Civil Liberties Advocates To GOP: We Told You So On Reforming The FISA Court

Republicans defended the secretive FISA court, even after a 2013 National Security Agency leak. FBI surveillance of a Trump campaign aide changed that.

Top Republicans are calling for reforms to the Foreign Intelligence Surveillance Court after a Department of Justice inspector general report revealed problems with how the FBI obtained a secret warrant to surveil one of Donald Trump’s campaign aides in the early months of the 2016 investigation into Russian election meddling.

But privacy advocates who pressed for reforms to the secretive court after Edward Snowden’s 2013 leak of National Security Agency surveillance programs, which were improperly mining data on phone and electronic communications from millions of Americans, can’t help but be tickled over the GOP’s discovery that everything might not be strictly on the level with operations under the Foreign Intelligence Surveillance Act.

“I’ve heard of people having dramatic transformations in terms of interest, but even by Washington, D.C., standards, the fact that they’re newfound privacy crusaders seems like a stretch,” Sen. Ron Wyden (D-Ore.), one of the chief privacy advocates in Congress who opposed the NSA’s dragnet data collection, said Wednesday.

Sen. Ron Wyden (D-Ore.) says he questions the sincerity of some of the new defenders of privacy rights.
Sen. Ron Wyden (D-Ore.) says he questions the sincerity of some of the new defenders of privacy rights.
Kevin Lamarque / Reuters

“If they’re willing to join the reform effort, that’d be great,” deadpanned Sen. Jeff Merkley (D-Ore.), also a privacy crusader on Capitol Hill.

Support for the controversial Section 702 of FISA, which deals primarily with non-U.S. citizens but can involve communications of citizens, has historically been bipartisan. Republicans, however, have been the law’s most forceful advocates, arguing that it helps keep Americans safe amid the longstanding U.S. war on terrorism.

Congress passed legislation in 2015 phasing out the NSA’s bulk data collection programs (32 Republicans and no Democrats opposed the bill in the Senate). The measure included some modest reforms to the FISA court following years of warnings from civil libertarians, who said the entire system was dangerously flawed, lacked accountability and acted as a rubber stamp for U.S. law enforcement.

The Justice Department’s inspector general report, released Monday, found no evidence that the FBI’s decision to open an investigation into the Trump campaign’s connections to Russia in 2016 was influenced by political bias.
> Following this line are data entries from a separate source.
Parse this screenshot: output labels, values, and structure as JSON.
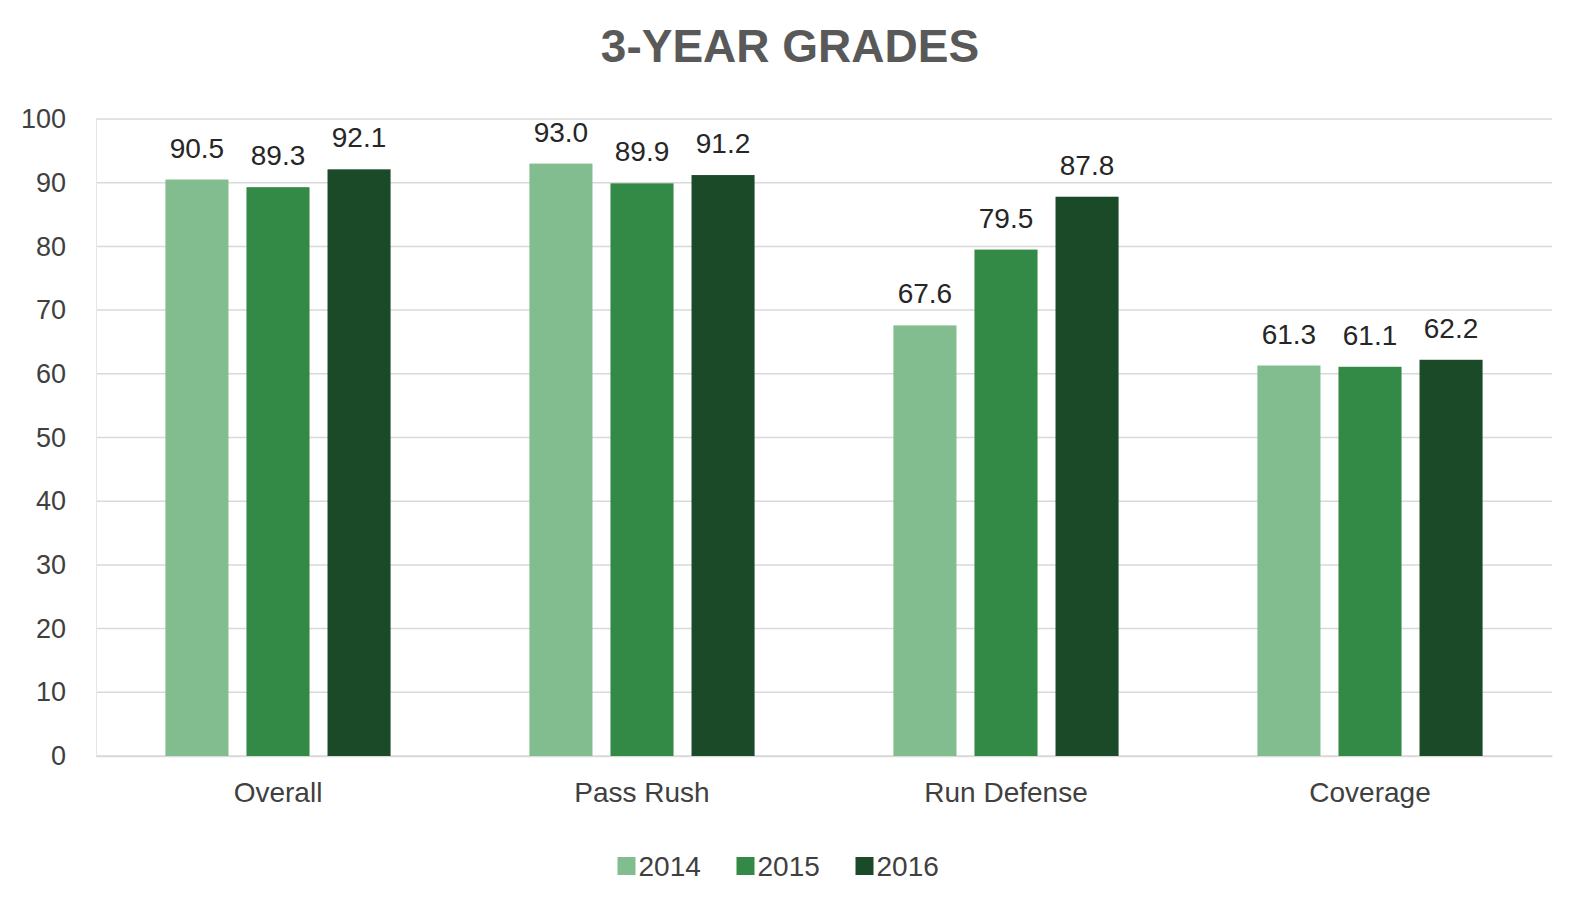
{
  "chart_data": {
    "type": "bar",
    "title": "3-YEAR GRADES",
    "categories": [
      "Overall",
      "Pass Rush",
      "Run Defense",
      "Coverage"
    ],
    "series": [
      {
        "name": "2014",
        "color": "#82bd8f",
        "values": [
          90.5,
          93.0,
          67.6,
          61.3
        ],
        "value_labels": [
          "90.5",
          "93.0",
          "67.6",
          "61.3"
        ]
      },
      {
        "name": "2015",
        "color": "#338a47",
        "values": [
          89.3,
          89.9,
          79.5,
          61.1
        ]
      },
      {
        "name": "2016",
        "color": "#1a4a28",
        "values": [
          92.1,
          91.2,
          87.8,
          62.2
        ]
      }
    ],
    "ylim": [
      0,
      100
    ],
    "yticks": [
      0,
      10,
      20,
      30,
      40,
      50,
      60,
      70,
      80,
      90,
      100
    ],
    "grid": true,
    "data_labels": true,
    "legend": "bottom"
  }
}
However, the report raised issues with the FBI’s process for FISA applications, finding “serious performance failures” by FBI officials involved in FISA applications involving former Trump campaign official Carter Page. The report said that FBI attorneys failed to properly vet FISA applications to surveil Page, at one point even improperly altering potentially exculpatory information.

Senate Judiciary Committee Chairman Lindsey Graham (R-S.C.), one of Trump’s top allies on Capitol Hill, expressed alarm at the report.

“After your report, I have serious concerns about whether the FISA court can continue unless there is fundamental reform. After your report, I think we need to rewrite the rules of how you start a counterintelligence investigation and the checks and balances that we need,” Graham told DOJ inspector general Michael Horowitz during a Wednesday hearing about his report on the origins of the Russia investigation.

Other conservatives also questioned the entire FISA application process, suggesting government surveillance may have been improperly authorized on U.S. citizens in other instances as well.

Top FISA reform advocates said the report showed the system needed checks and balances to avoid the kind of mistakes the inspector general found.

“You need some kind of adversarial check and balance, someone to review exactly the kinds of misstatements that may have been made. The way to prevent errors in our judicial system is to have an adversarial check,” said Sen. Richard Blumenthal (D-Conn.), who, along with Wyden, helped introduced legislation in 2013 aiming to reform the FISA court.

But Blumenthal, who also serves on the Judiciary Committee and was present for Wednesday’s hearing, appeared skeptical when asked whether he expected a broader wave of bipartisan support for reforms to the FISA process.

“There was certainly very vehement and indignant comments by our Republican colleagues about how the system is broken and the culture is failing, but we’ll see whether they really mean what they say,” he said Wednesday.